To study spontaneous diuresis in premature infants with hyaline membrane disease (HMD), a total of 46 cases was classified into three groups: Group 1, infants with HMD, weighing＞1,500 grams; Group 2, infants with HMD, weighing ≤1,500 grams; and Group 3, infants without HMD, weighing ≤1,500 grams. Comparisons of Group 1 with Group 2 and Group 2 with Group 3 were made to assess the influence of birth weight and of HMD itself on spontaneous diuresis. All the premature infants with or without HMD had an onset of spontaneous diuresis at about 30 to 36 hours of postnatal age.
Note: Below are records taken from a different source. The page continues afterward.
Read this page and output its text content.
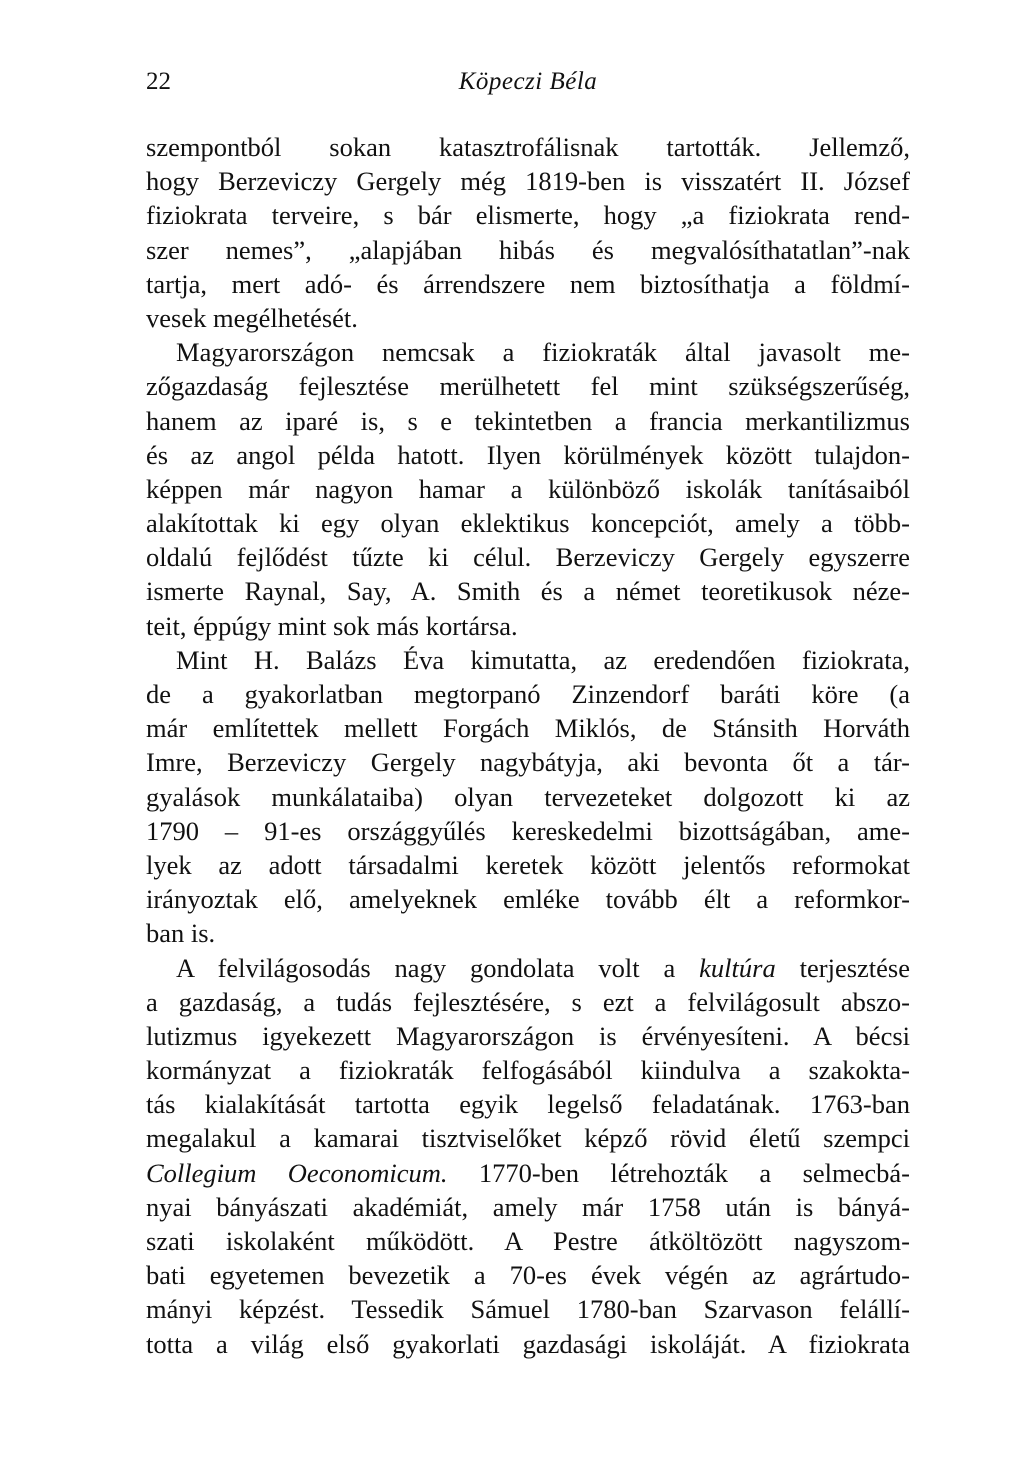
22	Köpeczi Béla
szempontból sokan katasztrofálisnak tartották. Jellemző,
hogy Berzeviczy Gergely még 1819-ben is visszatért II. József
fiziokrata terveire, s bár elismerte, hogy „a fiziokrata rend-
szer nemes”, „alapjában hibás és megvalósíthatatlan”-nak
tartja, mert adó- és árrendszere nem biztosíthatja a földmí-
vesek megélhetését.
Magyarországon nemcsak a fiziokraták által javasolt me-
zőgazdaság fejlesztése merülhetett fel mint szükségszerűség,
hanem az iparé is, s e tekintetben a francia merkantilizmus
és az angol példa hatott. Ilyen körülmények között tulajdon-
képpen már nagyon hamar a különböző iskolák tanításaiból
alakítottak ki egy olyan eklektikus koncepciót, amely a több-
oldalú fejlődést tűzte ki célul. Berzeviczy Gergely egyszerre
ismerte Raynal, Say, A. Smith és a német teoretikusok néze-
teit, éppúgy mint sok más kortársa.
Mint H. Balázs Éva kimutatta, az eredendően fiziokrata,
de a gyakorlatban megtorpanó Zinzendorf baráti köre (a
már említettek mellett Forgách Miklós, de Stánsith Horváth
Imre, Berzeviczy Gergely nagybátyja, aki bevonta őt a tár-
gyalások munkálataiba) olyan tervezeteket dolgozott ki az
1790 – 91-es országgyűlés kereskedelmi bizottságában, ame-
lyek az adott társadalmi keretek között jelentős reformokat
irányoztak elő, amelyeknek emléke tovább élt a reformkor-
ban is.
A felvilágosodás nagy gondolata volt a kultúra terjesztése
a gazdaság, a tudás fejlesztésére, s ezt a felvilágosult abszo-
lutizmus igyekezett Magyarországon is érvényesíteni. A bécsi
kormányzat a fiziokraták felfogásából kiindulva a szakokta-
tás kialakítását tartotta egyik legelső feladatának. 1763-ban
megalakul a kamarai tisztviselőket képző rövid életű szempci
Collegium Oeconomicum. 1770-ben létrehozták a selmecbá-
nyai bányászati akadémiát, amely már 1758 után is bányá-
szati iskolaként működött. A Pestre átköltözött nagyszom-
bati egyetemen bevezetik a 70-es évek végén az agrártudo-
mányi képzést. Tessedik Sámuel 1780-ban Szarvason felállí-
totta a világ első gyakorlati gazdasági iskoláját. A fiziokrata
Group 1, with more cases delivered by Caesarean section, had longer duration of diuresis and less body weight loss at Day five than Group 2, whereas Group 2 had diuresis of longer duration and more weight loss at Day five than Group 3. Significant improvement in inspired fraction of oxygen concentration (FiO2), alveolar-arterial oxygen difference (A-aDO2), and mean airway pressure (MAP) occured at 56 to 72 hours after the onset of diuresis in Groups 1 and 2. Sudden elevation of arterial oxygen tension (PaO2) to above 100 mmHg within 16 hours after onset of diuresis occurred frequently in Group 1, but not in Group 2. This study demonstrated that infants with HMD weighing＞1,500 grams had a longer duration of diuresis, which could be a reflection of more body water content. Administration of furosemide could possibly facilitate the recovery of these patients. Since pulmonary function improved gradually following diuresis, the enhancement of insensible water loss in anticipation of the onset of diuresis is speculated to be a potentially effective method for accelerating recovery of infants with HMD.